El conflicto entre israelíes y palestinos se ha extendido a distintas partes de Israel, como la ciudad de Lod, cuyos ciudadanos judíos y árabes se enfrentan desde hace días en lo que el alcalde describió como una “guerra civil”. 

“Nada justifica el linchamiento de judíos por parte de árabes y nada justifica el linchamiento de árabes por parte de judíos”, ha señalado el primer ministro israelí, Benjamín Netanyahu, sobre los incidentes.

Cientos de árabes israelíes (autóctonos o descendientes que se quedaron tras la creación del Estado de Israel en 1948) salieron a las calles a reclamar lo mismo que reclamaban los cohetes de Gaza: el fin de la represión en Jerusalén Este ocupado y en especial contra los disturbios en la mezquita de Al Aqsa.
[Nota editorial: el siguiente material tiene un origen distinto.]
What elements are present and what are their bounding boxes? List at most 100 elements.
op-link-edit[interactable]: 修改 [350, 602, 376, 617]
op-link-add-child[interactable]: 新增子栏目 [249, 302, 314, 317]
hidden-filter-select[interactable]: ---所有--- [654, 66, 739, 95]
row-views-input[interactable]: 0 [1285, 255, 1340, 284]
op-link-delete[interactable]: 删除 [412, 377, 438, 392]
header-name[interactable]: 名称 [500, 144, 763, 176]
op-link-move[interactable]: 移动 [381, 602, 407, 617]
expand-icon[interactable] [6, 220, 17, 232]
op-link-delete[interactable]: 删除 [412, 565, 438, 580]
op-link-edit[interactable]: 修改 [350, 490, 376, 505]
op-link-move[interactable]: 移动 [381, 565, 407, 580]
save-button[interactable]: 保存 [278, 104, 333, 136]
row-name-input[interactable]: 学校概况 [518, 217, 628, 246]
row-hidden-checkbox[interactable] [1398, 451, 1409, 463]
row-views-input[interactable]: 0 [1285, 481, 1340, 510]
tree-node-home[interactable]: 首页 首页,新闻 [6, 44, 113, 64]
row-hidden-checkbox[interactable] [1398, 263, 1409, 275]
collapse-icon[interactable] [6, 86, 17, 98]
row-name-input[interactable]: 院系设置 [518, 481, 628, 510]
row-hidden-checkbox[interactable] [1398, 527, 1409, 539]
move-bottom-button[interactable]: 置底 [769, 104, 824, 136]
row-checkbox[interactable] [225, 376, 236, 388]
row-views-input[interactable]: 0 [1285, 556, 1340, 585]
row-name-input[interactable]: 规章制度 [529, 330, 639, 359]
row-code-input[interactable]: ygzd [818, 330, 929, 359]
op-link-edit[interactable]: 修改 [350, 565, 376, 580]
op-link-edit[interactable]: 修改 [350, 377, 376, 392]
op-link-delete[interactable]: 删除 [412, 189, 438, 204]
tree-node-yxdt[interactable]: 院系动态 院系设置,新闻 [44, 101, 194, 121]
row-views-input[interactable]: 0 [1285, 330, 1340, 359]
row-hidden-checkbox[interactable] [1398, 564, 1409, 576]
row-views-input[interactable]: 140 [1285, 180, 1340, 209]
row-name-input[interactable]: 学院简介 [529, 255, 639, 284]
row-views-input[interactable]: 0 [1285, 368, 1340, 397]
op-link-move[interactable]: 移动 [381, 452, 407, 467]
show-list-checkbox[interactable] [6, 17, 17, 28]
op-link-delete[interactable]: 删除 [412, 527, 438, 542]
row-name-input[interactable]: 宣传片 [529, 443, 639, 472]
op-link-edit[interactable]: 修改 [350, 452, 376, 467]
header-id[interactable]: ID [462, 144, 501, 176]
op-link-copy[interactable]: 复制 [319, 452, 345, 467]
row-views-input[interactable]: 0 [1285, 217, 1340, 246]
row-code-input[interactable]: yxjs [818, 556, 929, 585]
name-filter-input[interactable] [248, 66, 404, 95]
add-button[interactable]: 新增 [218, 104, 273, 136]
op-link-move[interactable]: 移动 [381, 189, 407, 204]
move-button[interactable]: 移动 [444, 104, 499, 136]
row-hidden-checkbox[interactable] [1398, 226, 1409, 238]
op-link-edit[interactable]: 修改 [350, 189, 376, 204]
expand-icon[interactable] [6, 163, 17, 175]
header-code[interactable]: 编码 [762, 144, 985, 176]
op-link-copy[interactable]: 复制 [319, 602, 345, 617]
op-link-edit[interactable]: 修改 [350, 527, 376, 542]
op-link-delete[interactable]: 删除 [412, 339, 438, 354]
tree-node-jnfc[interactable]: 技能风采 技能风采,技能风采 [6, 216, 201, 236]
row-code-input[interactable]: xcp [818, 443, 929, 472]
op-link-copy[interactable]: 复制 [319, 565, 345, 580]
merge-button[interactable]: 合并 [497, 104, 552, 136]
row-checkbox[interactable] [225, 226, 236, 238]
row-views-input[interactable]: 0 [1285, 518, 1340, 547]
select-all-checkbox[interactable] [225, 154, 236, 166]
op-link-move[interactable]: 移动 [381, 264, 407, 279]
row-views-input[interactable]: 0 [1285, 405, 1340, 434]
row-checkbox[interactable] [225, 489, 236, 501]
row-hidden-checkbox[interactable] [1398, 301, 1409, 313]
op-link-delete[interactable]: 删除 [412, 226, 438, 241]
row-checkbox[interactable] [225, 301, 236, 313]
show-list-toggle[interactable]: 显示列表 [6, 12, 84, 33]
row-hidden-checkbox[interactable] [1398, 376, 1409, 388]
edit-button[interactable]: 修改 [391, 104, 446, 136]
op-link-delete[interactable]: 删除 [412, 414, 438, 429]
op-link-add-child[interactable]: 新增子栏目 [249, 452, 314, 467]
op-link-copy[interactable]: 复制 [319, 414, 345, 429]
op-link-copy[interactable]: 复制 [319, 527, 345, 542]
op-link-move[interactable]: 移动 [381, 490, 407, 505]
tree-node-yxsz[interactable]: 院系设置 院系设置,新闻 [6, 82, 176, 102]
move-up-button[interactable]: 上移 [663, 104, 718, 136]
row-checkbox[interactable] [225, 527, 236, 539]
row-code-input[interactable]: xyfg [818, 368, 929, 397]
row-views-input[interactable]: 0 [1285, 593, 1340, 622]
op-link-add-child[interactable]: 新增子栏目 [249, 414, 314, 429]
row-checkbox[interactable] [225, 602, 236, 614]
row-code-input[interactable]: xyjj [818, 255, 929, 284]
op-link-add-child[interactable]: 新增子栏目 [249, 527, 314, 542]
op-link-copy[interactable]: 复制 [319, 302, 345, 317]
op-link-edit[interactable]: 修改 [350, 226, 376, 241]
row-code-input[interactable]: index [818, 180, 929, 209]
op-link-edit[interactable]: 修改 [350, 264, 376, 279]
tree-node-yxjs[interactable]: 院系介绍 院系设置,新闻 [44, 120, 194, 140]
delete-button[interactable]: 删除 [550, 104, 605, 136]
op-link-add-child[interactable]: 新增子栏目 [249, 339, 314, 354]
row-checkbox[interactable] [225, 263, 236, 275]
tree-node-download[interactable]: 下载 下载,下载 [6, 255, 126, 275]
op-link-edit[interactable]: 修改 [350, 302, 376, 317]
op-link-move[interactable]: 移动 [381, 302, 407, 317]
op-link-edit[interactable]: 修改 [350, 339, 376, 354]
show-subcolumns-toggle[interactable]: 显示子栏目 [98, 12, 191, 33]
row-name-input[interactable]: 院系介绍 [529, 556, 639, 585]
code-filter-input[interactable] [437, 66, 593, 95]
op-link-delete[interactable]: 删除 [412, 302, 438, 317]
Si bien los enfrentamientos en Jerusalén han aminorado desde entonces, las protestas no han parado de crecer, sobre todo en Lod, donde un manifestante árabe murió el lunes por disparos de un ciudadano judío que intentó evitar que la muchedumbre atacara vehículos y residencias en su calle. A partir de ese incidente, lo que hasta ahora era una convivencia relativamente cordial ha devenido en una situación de violencia identitaria entre vecinos.

Residentes judíos dijeron que la población árabe atacó la noche del miércoles sinagogas, vehículos y residencias de su propiedad, mientras que fieles musulmanes denunciaron la quema de sus vehículos y ataques de grupos judíos religiosos, tanto en las calles como dentro de una mezquita. 

La ciudad amaneció el miércoles en estado de emergencia, con cientos de policías enviados como refuerzos desde distintas partes del país. Desde esta noche ha regido un toque de queda y está prohibido el acceso a la ciudad, pero esto no ha impedido nuevos ataques entre los vecinos. 

Los incidentes se han repetido en otra ciudades mixtas, donde viven miembros de ambas comunidades, como Bat Yam, Acre, Tiberias y Jaffa, entre otras. Un portavoz de la Policía informó de que decenas de personas resultaron heridas durante los disturbios, incluyendo 36 miembros de las fuerzas de seguridad.

Las imágenes de dos linchamientos, uno en Bat Yam y otro en Acre, recorrieron las redes sociales, en el primer caso un árabe y en el segundo un judío, siendo atacados por un grupo. Ambas víctimas se encuentran en estado grave.

El presidente israelí, Reuvén Rivlin, describió los incidentes como “una guerra civil sin razón”, y pidió a las autoridades locales y religiosas que intervinieran para detener la violencia.